1月11日
SNT
発声練習では、彼女の傾向である開かない口を開けて歌うことを指示した。
顎関節が固いようで、これは痛くない範囲で開ける癖をつけた方が良いだろう。
4点Fくらいからすでに換声するのは構わないのだが、それにしても喉がゆるゆるな感じである。
母音のIで練習するとその点は問題ないので、A母音固有の傾向だと思う。
A母音ほど、軟口蓋を意識して喉頭を引き上げる意識を持った方が、結果的に喉は上がらないで安定すると思う。
パノフカの1番。前回に引き続いたが、今回は16分音符のメリスマがとても正確に良い声質で歌えていたし、全体にリズム感の良い歌になっていた。
ドナウディのVaghissima sembianzaを練習した。
低音発声で息を漏らさないことと、高音発声で喉を良く開けることが課題。
1月12日
TR
体験レッスン。
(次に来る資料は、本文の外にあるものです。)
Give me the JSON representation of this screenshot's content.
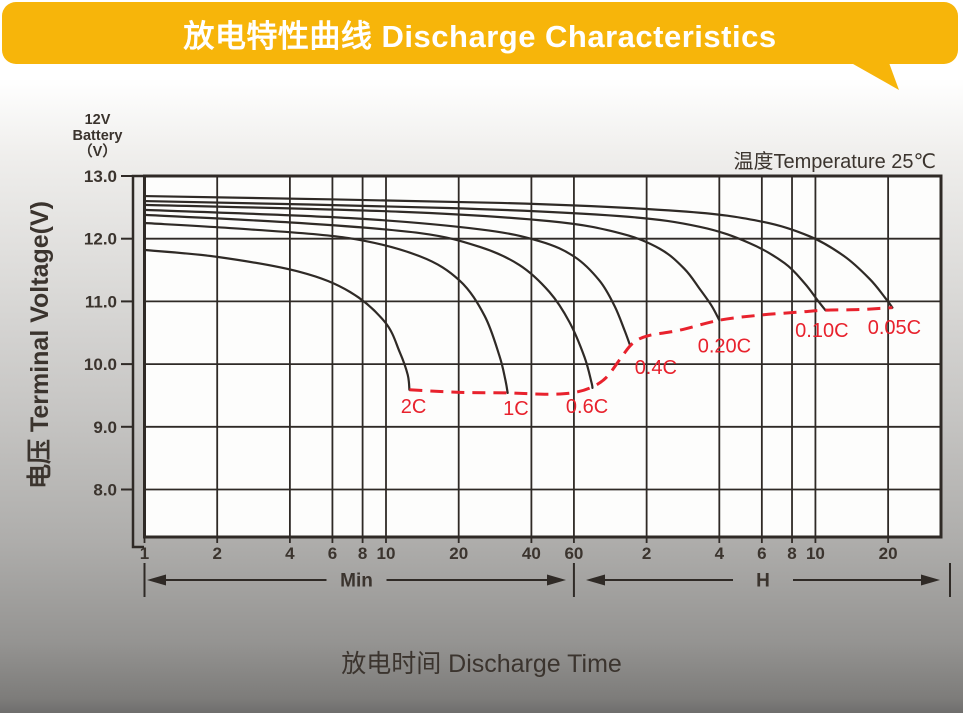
{
  "banner": {
    "title": "放电特性曲线 Discharge Characteristics",
    "bg_color": "#F7B50A",
    "text_color": "#ffffff"
  },
  "chart_data": {
    "type": "line",
    "title": "放电特性曲线 Discharge Characteristics",
    "xlabel": "放电时间 Discharge Time",
    "ylabel": "电压 Terminal Voltage(V)",
    "annotation": "温度Temperature 25℃",
    "y_axis_header_lines": [
      "12V",
      "Battery",
      "（V）"
    ],
    "x_scale": "log",
    "grid": true,
    "ylim": [
      7.25,
      13.0
    ],
    "y_ticks": [
      {
        "v": 13.0,
        "label": "13.0"
      },
      {
        "v": 12.0,
        "label": "12.0"
      },
      {
        "v": 11.0,
        "label": "11.0"
      },
      {
        "v": 10.0,
        "label": "10.0"
      },
      {
        "v": 9.0,
        "label": "9.0"
      },
      {
        "v": 8.0,
        "label": "8.0"
      }
    ],
    "x_unit_sections": [
      {
        "unit": "Min",
        "ticks": [
          {
            "t": 1,
            "label": "1"
          },
          {
            "t": 2,
            "label": "2"
          },
          {
            "t": 4,
            "label": "4"
          },
          {
            "t": 6,
            "label": "6"
          },
          {
            "t": 8,
            "label": "8"
          },
          {
            "t": 10,
            "label": "10"
          },
          {
            "t": 20,
            "label": "20"
          },
          {
            "t": 40,
            "label": "40"
          },
          {
            "t": 60,
            "label": "60"
          }
        ]
      },
      {
        "unit": "H",
        "ticks": [
          {
            "t": 2,
            "label": "2"
          },
          {
            "t": 4,
            "label": "4"
          },
          {
            "t": 6,
            "label": "6"
          },
          {
            "t": 8,
            "label": "8"
          },
          {
            "t": 10,
            "label": "10"
          },
          {
            "t": 20,
            "label": "20"
          }
        ]
      }
    ],
    "curve_color": "#2f2a26",
    "series": [
      {
        "name": "0.05C",
        "label": "0.05C",
        "label_at": [
          1274,
          10.59
        ],
        "points": [
          [
            1,
            12.68
          ],
          [
            30,
            12.57
          ],
          [
            164,
            12.44
          ],
          [
            352,
            12.28
          ],
          [
            566,
            12.04
          ],
          [
            790,
            11.72
          ],
          [
            1005,
            11.36
          ],
          [
            1160,
            11.07
          ],
          [
            1250,
            10.9
          ]
        ]
      },
      {
        "name": "0.10C",
        "label": "0.10C",
        "label_at": [
          638,
          10.54
        ],
        "points": [
          [
            1,
            12.6
          ],
          [
            18,
            12.49
          ],
          [
            93,
            12.36
          ],
          [
            199,
            12.19
          ],
          [
            320,
            11.93
          ],
          [
            447,
            11.61
          ],
          [
            541,
            11.29
          ],
          [
            612,
            11.02
          ],
          [
            660,
            10.86
          ]
        ]
      },
      {
        "name": "0.20C",
        "label": "0.20C",
        "label_at": [
          252,
          10.3
        ],
        "points": [
          [
            1,
            12.54
          ],
          [
            11.4,
            12.43
          ],
          [
            47.5,
            12.28
          ],
          [
            92.6,
            12.09
          ],
          [
            136,
            11.84
          ],
          [
            172,
            11.52
          ],
          [
            199,
            11.2
          ],
          [
            223,
            10.93
          ],
          [
            240,
            10.7
          ]
        ]
      },
      {
        "name": "0.4C",
        "label": "0.4C",
        "label_at": [
          131,
          9.95
        ],
        "points": [
          [
            1,
            12.46
          ],
          [
            7,
            12.33
          ],
          [
            24.4,
            12.15
          ],
          [
            43.2,
            11.96
          ],
          [
            60.4,
            11.71
          ],
          [
            76.6,
            11.33
          ],
          [
            88.3,
            10.93
          ],
          [
            97.2,
            10.54
          ],
          [
            102,
            10.32
          ]
        ]
      },
      {
        "name": "0.6C",
        "label": "0.6C",
        "label_at": [
          68,
          9.33
        ],
        "points": [
          [
            1,
            12.38
          ],
          [
            4.4,
            12.25
          ],
          [
            13.8,
            12.09
          ],
          [
            24.4,
            11.87
          ],
          [
            35.7,
            11.58
          ],
          [
            47.5,
            11.15
          ],
          [
            57.5,
            10.67
          ],
          [
            66.4,
            10.11
          ],
          [
            70.9,
            9.71
          ],
          [
            71.6,
            9.62
          ]
        ]
      },
      {
        "name": "1C",
        "label": "1C",
        "label_at": [
          34.5,
          9.3
        ],
        "points": [
          [
            1,
            12.25
          ],
          [
            2.7,
            12.15
          ],
          [
            7,
            12.01
          ],
          [
            13.8,
            11.72
          ],
          [
            20.2,
            11.33
          ],
          [
            25.6,
            10.77
          ],
          [
            29.5,
            10.13
          ],
          [
            31.2,
            9.75
          ],
          [
            31.9,
            9.54
          ]
        ]
      },
      {
        "name": "2C",
        "label": "2C",
        "label_at": [
          13,
          9.33
        ],
        "points": [
          [
            1,
            11.82
          ],
          [
            2,
            11.71
          ],
          [
            4.4,
            11.47
          ],
          [
            7.1,
            11.15
          ],
          [
            9.9,
            10.67
          ],
          [
            11.4,
            10.19
          ],
          [
            12.3,
            9.83
          ],
          [
            12.5,
            9.59
          ]
        ]
      }
    ],
    "envelope": {
      "name": "final-discharge-voltage-line",
      "color": "#E8222D",
      "style": "dashed",
      "points": [
        [
          12.5,
          9.59
        ],
        [
          20.2,
          9.55
        ],
        [
          31.9,
          9.54
        ],
        [
          45.3,
          9.52
        ],
        [
          58.7,
          9.54
        ],
        [
          70.9,
          9.63
        ],
        [
          81.8,
          9.79
        ],
        [
          94.4,
          10.11
        ],
        [
          105,
          10.33
        ],
        [
          121,
          10.45
        ],
        [
          164,
          10.54
        ],
        [
          240,
          10.7
        ],
        [
          352,
          10.78
        ],
        [
          515,
          10.83
        ],
        [
          660,
          10.86
        ],
        [
          914,
          10.87
        ],
        [
          1250,
          10.9
        ]
      ]
    }
  }
}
大学生。
運動部系で声を良く出す系列の為かそのジャンルのせいによるのか、自己アピールが明快な方。
そのためか?歌声も良く出て高音まで良く出る素質のある方だった。
ただ中低音発声が息が太すぎて声が荒いし、ハスキーボイスが目立つため、中低音発声を中心に発声を見た。
喉を開けるのではなく、声を高く集めるようにして出す、という方法。
母音をIで練習したり、ハミングの練習、ハミングから母音に変換というような練習を30分以上かけて行った。
中低音発声を修正すれば、かなり短期間で良い声で声楽を楽しめるようになると思う。
ST
ヘンデルのオペラ「セルセ」アトランタのアリア「優美なしぐさ」
技巧を表現するのではなく、リズムの面白さと優雅さを表現する小さなアリア。
言葉の発語の切れ口をひたすら良くすることが、この曲の表現力を増す最大の方法。
Qui la voce特に後半の高音フレーズに連続して出てくる、半音階下降形のフレーズの練習にこだわった。
半音階の特に下降形は、音程が狂いやすい。
下向と言っても、実際は上に登っていくイメージで声を出さないと、正しい音程感が出せない。
それと6点Cの高音は、喉で当てようとしても無理だろう。
息を吐きだすことと、結果として頭部で声になるという意識を持つ方が、彼女の現状の発声には適しているし、実際その方が上手く行くようである。
ファルセットが強く出るタイプは、逆に喉を意識した方が上手く行く場合もあるかもしれない。